Carl Sauer’s writing was my favorite, and the one I connected with on a deeper level. I mentioned I am an activist, environmentalist, and writer, but I am a science nerd at heart and care more about deep thought and ruminating on humanity's biggest challenges than almost anything else in life. I loved “The Morphology of Landscape” because Sauer repeatedly recognized a few concepts, which, as mentioned previously, address my biggest hang-ups with the scientific method and a scientific approach to scholarship. While I fully recognize its merit, it drives me a little insane every time I recall that everything in science is theoretical and that even the most well-thought scholarly conclusions assume that something foundational is true, only because we have yet to disprove it. Sauer addressed this indirectly when he wrote, "Yet though it is idle to seek in most of this literature a "system which makes clear the relation of the phenomena" we cannot dispose of all of it as haphazard in content" (39). It was my interpretation that Sauer was explaining that while he may not be able to articulate the mechanisms of the culture-landscape system/relationship, we cannot deny the correlations in the data. They indicate an intricate system in which culture affects landscape and landscape affects culture, to a lesser degree, in a dynamic feedback loop. I also loved that Sauer frequently reinforced the concepts of interconnectivity among systems and issues. This is my personal perspective of today's global challenges, and how activism becomes most effective when addressing those as inter-related systems of challenges. When Sauer wrote, "Every landscape has individuality as well as relation to other landscapes, and the same is true of the forms that make it up," I couldn't help but apply the same theories to different systems of oppression worldwide and the intersectional identities that participate in those systems.

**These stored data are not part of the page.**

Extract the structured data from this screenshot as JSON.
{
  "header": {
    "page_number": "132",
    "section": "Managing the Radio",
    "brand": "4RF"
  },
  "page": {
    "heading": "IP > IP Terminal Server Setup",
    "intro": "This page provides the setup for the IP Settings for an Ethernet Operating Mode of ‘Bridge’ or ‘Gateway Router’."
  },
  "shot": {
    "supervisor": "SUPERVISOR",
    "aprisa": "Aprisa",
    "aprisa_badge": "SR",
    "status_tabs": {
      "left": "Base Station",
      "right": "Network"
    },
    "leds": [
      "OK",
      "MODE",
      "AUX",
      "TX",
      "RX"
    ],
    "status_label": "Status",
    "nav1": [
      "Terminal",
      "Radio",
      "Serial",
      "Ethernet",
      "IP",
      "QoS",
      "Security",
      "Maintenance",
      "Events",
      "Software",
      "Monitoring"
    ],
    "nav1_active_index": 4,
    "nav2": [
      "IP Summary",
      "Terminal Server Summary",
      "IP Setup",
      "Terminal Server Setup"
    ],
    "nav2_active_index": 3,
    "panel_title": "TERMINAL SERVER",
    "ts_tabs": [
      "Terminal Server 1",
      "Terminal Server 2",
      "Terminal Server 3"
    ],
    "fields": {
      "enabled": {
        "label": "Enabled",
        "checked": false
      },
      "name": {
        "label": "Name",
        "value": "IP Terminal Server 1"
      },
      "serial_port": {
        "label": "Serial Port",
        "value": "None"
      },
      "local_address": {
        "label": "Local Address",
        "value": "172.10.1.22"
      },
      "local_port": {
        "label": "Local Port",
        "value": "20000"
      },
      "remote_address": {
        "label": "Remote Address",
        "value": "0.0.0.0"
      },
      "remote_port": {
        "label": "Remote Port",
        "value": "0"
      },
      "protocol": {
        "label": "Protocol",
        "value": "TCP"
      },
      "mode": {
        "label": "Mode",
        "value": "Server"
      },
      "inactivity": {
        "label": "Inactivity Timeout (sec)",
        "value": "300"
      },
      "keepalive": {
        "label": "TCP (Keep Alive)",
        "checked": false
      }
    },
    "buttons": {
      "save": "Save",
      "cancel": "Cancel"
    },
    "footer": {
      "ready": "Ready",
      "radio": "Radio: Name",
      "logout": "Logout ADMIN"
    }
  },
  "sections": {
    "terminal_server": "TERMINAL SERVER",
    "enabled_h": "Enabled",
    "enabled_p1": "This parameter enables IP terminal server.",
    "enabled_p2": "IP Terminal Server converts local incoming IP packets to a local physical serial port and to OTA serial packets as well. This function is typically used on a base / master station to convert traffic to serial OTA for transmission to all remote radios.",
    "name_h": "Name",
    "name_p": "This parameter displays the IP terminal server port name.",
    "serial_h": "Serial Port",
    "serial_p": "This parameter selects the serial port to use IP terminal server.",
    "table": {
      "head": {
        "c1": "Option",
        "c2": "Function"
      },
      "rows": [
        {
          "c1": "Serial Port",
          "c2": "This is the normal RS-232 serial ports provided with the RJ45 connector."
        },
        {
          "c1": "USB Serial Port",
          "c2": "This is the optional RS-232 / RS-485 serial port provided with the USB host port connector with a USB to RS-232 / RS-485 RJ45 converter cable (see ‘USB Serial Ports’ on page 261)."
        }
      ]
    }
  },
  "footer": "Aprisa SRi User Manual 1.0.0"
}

Massey's explanations of the relation of space and time, with space being just as dynamic and influential as time, provoked curiosity in the physics-enthusiast in me. For the record, I think her analysis from the physics perspective was incomplete. She failed to mention the work of either Schrodinger or Heisenberg, whose quantum mechanical theories were also published in the late 1920s and were highly applicable to the arguments she was trying to make for the relevance of space and how to potentially describe it (p 76-77). I felt it was a missed opportunity, but overall, her argument was very engaging and I can’t disagree with her.

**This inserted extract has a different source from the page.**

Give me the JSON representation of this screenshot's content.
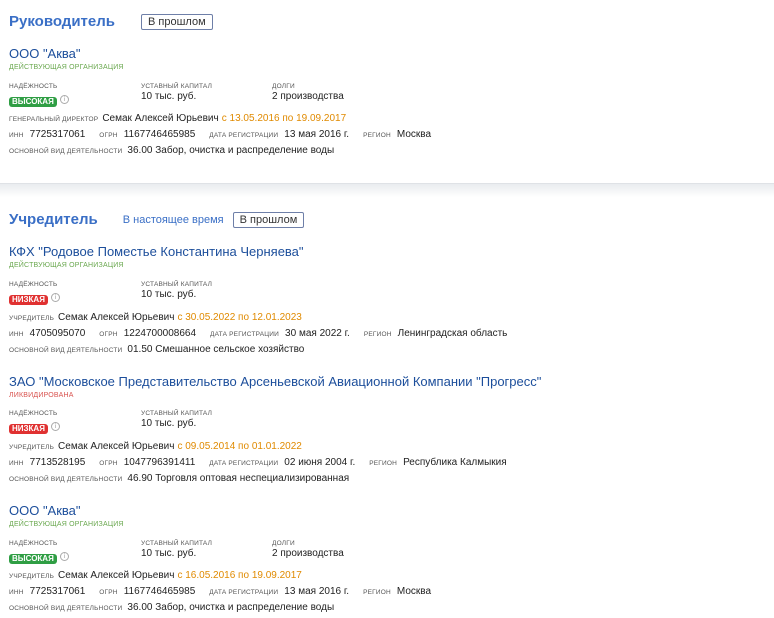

In hopes that I haven't bored you too much while still meeting the rubric criteria for essay 1, I will summarize and conclude with the following points: 1. Cultural geography seems like a field that relates closely to my interests and experiences, and 2. As an activist and future hopeful Anthropologist, I can see this being an exciting new field of study that will build both my knowledge and ability to create positive change in the world. While I hadn't previously had any exposure to the concept of cultural geography and what "human geography" has encompassed since the early twentieth century, I am excited to see that there is more depth to the material than I expected and look forward to learning more.


Norton, WIlliam & Roberts, Margaret Walton. Cultural Geography: Environments, Landscapes, Identities, Inequalities, 3rd Ed. Oxford University Press, 2014. Chapter 1

Massey, Doreen. Politics and Space Time. 2020.